Company culture is very hard to change
Company culture is one of those things you need to engrain as early as you can. What you do in the beginning months of your startup will permeate through it's entire life and it's very hard to change. That's why we decided to have regular retrospective meetings to improve how we work, that's why we work on puzzles together every week, and that's why we take trips together and drink together.
Conflict resolution is critical to company success
The most common reason for company dissolution in the early stages is some kind of personal conflict. If the early team can not discuss issues like product direction options or annoying work habits openly and resolve them, then they are doomed to fail. I've seen this time and again. Peer reviews help make sure issues get raised, discussed, and resolved.
Deep insight into team strengths will help shape team responsibilities
Typically, engineering teams inside companies have managers.
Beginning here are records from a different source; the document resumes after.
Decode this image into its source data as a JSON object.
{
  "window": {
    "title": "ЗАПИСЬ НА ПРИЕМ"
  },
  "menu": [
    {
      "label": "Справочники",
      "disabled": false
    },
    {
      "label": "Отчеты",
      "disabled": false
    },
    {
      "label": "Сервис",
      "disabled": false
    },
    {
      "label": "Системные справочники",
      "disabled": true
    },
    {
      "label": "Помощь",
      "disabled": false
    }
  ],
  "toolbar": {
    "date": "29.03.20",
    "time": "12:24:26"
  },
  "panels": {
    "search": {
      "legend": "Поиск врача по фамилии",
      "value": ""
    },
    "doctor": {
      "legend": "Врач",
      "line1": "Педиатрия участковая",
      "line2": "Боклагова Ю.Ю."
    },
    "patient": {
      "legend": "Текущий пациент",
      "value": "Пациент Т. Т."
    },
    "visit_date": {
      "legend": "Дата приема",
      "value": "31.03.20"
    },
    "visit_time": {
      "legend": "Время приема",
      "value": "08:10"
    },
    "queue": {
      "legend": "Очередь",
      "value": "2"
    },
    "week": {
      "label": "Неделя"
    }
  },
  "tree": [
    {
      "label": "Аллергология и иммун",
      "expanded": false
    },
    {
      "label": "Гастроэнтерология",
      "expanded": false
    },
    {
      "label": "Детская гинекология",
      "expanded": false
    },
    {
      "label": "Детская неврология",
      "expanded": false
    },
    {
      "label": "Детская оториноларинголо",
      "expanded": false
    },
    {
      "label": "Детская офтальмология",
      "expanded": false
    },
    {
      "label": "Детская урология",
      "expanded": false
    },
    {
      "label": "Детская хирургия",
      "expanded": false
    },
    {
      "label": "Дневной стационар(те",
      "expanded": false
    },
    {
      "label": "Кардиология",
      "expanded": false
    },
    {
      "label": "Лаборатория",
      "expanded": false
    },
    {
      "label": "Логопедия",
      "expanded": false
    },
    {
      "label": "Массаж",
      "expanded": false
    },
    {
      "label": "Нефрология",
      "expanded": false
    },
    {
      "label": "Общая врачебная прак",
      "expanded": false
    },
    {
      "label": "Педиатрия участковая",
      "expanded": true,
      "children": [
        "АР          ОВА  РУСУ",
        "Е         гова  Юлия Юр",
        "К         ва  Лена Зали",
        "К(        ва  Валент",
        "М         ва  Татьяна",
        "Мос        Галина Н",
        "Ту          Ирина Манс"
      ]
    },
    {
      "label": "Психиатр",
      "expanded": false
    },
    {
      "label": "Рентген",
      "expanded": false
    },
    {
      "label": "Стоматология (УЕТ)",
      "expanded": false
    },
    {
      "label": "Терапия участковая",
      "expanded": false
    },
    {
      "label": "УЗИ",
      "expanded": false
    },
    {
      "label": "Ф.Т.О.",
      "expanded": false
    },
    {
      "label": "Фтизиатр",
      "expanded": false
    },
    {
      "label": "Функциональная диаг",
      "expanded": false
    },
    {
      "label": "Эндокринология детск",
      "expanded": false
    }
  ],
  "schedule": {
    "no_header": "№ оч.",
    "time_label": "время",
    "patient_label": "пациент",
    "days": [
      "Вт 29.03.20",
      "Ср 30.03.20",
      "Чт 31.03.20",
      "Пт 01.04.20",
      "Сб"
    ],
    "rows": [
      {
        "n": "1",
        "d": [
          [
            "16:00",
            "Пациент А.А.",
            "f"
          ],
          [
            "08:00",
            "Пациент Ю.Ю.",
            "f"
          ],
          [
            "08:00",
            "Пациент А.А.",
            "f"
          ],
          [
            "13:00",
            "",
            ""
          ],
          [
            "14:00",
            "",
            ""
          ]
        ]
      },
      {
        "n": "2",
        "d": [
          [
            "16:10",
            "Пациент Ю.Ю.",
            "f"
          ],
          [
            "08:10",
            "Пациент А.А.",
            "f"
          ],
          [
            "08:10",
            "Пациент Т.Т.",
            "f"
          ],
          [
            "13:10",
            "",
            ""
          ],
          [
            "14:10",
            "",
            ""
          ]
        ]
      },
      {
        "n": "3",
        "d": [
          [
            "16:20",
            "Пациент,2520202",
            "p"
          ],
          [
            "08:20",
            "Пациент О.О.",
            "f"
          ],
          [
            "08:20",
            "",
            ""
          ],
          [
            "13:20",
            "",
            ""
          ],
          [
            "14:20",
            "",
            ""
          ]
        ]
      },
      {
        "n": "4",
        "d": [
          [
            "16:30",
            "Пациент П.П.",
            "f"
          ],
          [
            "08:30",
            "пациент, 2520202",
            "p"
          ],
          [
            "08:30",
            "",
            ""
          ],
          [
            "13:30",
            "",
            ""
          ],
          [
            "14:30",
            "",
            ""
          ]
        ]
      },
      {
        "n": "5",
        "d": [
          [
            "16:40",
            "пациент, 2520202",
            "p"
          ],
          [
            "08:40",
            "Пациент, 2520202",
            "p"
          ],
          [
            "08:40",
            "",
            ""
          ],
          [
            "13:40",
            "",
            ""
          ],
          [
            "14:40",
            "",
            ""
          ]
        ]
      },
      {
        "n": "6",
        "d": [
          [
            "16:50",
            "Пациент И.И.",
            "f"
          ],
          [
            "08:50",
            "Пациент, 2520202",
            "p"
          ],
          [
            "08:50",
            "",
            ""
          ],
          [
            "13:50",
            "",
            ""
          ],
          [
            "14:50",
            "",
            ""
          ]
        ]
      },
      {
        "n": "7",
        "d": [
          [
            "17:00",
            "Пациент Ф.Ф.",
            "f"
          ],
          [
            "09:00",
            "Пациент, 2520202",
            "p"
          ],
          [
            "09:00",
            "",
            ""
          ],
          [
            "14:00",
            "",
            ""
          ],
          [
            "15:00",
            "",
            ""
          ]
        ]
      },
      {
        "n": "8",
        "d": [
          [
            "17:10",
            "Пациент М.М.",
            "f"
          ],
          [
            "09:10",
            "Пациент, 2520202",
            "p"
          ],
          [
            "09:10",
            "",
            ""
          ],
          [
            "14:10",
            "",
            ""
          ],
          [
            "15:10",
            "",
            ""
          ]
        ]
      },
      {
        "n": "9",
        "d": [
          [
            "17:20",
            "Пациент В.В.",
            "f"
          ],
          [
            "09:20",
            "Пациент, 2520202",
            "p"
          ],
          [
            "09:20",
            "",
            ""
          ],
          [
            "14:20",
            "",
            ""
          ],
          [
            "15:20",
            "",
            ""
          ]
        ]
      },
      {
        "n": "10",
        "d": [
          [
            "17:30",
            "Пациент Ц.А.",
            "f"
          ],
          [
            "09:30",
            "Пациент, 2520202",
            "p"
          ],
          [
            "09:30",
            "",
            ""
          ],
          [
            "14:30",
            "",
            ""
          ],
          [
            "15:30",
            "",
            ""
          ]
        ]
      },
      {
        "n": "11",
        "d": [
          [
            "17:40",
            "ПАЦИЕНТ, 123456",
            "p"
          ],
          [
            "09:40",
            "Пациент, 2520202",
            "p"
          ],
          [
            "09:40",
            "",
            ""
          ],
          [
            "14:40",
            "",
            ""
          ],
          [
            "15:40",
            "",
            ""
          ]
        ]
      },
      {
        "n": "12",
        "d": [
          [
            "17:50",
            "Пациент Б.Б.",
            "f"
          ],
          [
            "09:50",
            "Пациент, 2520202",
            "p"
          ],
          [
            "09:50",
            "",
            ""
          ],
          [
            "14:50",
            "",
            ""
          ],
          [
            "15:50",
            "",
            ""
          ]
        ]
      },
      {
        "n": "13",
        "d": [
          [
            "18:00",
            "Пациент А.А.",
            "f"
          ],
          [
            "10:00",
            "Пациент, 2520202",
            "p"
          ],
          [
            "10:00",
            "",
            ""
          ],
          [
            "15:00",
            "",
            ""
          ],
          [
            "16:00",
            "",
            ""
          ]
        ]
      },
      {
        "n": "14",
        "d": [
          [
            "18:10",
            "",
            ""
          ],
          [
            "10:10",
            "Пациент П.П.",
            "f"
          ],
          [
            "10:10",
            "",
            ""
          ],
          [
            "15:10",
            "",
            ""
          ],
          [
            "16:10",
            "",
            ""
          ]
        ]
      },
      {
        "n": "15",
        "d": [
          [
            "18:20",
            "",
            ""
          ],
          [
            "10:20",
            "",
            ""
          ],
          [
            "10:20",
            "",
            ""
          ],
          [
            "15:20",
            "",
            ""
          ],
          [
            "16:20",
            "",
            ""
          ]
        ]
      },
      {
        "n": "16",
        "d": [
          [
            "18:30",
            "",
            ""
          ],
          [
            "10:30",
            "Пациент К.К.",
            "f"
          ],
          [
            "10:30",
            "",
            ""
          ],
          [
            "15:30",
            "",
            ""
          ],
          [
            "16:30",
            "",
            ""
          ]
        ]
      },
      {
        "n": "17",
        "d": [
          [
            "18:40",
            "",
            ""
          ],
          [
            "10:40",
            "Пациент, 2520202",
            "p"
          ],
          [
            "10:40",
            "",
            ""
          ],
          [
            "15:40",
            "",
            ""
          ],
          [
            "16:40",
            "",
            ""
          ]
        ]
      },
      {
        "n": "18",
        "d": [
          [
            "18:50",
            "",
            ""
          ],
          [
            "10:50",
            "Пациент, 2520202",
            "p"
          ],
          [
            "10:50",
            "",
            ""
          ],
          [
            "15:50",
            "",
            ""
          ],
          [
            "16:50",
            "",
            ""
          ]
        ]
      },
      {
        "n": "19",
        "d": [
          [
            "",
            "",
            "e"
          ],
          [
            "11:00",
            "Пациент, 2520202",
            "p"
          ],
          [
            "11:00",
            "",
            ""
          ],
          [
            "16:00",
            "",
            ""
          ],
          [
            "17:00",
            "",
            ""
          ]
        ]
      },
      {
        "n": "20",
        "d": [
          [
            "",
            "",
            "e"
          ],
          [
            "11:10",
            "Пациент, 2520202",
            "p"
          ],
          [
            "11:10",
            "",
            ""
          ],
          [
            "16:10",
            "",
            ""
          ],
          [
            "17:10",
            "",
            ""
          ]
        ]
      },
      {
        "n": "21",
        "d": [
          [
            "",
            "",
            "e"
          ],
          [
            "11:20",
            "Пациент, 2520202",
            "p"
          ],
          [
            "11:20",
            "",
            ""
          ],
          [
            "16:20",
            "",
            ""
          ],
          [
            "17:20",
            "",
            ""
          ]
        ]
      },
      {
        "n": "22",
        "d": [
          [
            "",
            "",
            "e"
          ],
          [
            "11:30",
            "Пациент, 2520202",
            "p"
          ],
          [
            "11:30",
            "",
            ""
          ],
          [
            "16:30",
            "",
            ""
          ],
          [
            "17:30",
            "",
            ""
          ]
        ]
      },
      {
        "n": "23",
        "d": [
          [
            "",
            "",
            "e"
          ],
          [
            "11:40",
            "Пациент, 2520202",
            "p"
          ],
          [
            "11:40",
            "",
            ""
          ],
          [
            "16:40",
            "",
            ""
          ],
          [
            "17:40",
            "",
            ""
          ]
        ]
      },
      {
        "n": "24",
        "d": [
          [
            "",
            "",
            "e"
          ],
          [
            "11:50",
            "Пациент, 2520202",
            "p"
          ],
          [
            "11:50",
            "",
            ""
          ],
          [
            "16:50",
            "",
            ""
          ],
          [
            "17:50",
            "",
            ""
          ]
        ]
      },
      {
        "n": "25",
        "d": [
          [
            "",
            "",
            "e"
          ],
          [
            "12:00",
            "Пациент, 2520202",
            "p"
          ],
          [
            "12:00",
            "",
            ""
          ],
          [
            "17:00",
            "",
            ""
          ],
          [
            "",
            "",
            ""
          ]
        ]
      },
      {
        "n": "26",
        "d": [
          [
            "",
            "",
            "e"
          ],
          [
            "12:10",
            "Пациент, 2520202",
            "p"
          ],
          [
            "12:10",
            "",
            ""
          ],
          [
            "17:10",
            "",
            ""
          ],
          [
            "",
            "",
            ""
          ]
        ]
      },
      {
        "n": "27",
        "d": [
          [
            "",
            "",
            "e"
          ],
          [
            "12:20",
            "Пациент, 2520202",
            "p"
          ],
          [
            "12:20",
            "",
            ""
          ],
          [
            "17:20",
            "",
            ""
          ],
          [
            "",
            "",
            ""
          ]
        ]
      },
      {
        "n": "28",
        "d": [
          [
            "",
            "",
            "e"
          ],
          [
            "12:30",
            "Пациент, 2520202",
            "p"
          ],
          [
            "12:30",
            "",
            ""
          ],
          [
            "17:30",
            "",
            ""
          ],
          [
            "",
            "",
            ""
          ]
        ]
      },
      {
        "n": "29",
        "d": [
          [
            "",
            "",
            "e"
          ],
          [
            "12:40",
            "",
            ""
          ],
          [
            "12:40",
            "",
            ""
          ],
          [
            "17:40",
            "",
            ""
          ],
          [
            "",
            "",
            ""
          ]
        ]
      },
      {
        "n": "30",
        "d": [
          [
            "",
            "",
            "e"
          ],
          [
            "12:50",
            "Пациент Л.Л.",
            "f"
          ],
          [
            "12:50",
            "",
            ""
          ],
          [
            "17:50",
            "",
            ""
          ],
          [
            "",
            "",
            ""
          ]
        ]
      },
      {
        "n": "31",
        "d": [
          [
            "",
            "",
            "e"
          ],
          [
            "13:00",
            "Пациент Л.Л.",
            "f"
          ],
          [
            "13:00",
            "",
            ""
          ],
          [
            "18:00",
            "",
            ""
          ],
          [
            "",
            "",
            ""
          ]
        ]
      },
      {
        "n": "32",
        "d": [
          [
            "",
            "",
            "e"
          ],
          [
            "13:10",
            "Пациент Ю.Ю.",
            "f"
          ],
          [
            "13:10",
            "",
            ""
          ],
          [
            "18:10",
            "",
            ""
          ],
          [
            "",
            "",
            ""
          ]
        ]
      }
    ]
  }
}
This is because managers add value. Don't get me wrong, there are certainly managers out there who decrease value, but in general, they exist because they can assign responsibilities intelligently and make adjustments based on team dynamics and individual strengths. Without a manager, the founding team has to do this collaboratively. Peer reviews are essential to make this happen.
Each individual's personal growth creates shareholder value
The output you create at your company today may be worth $500,000/year. If peer reviews end up making you more productive resulting in an increased output worth $600,000/year, then you've just increased the value of the company. To be fair, chances are you will also get a raise, but it won't be equal to your increase in output. This is because you yourself do not actually produce $600,000/year. You are leveraged by the rest of the company. An engineer at Google may output $10,000,000/year, but may only output $100,000/year at Microsoft for equivalent work.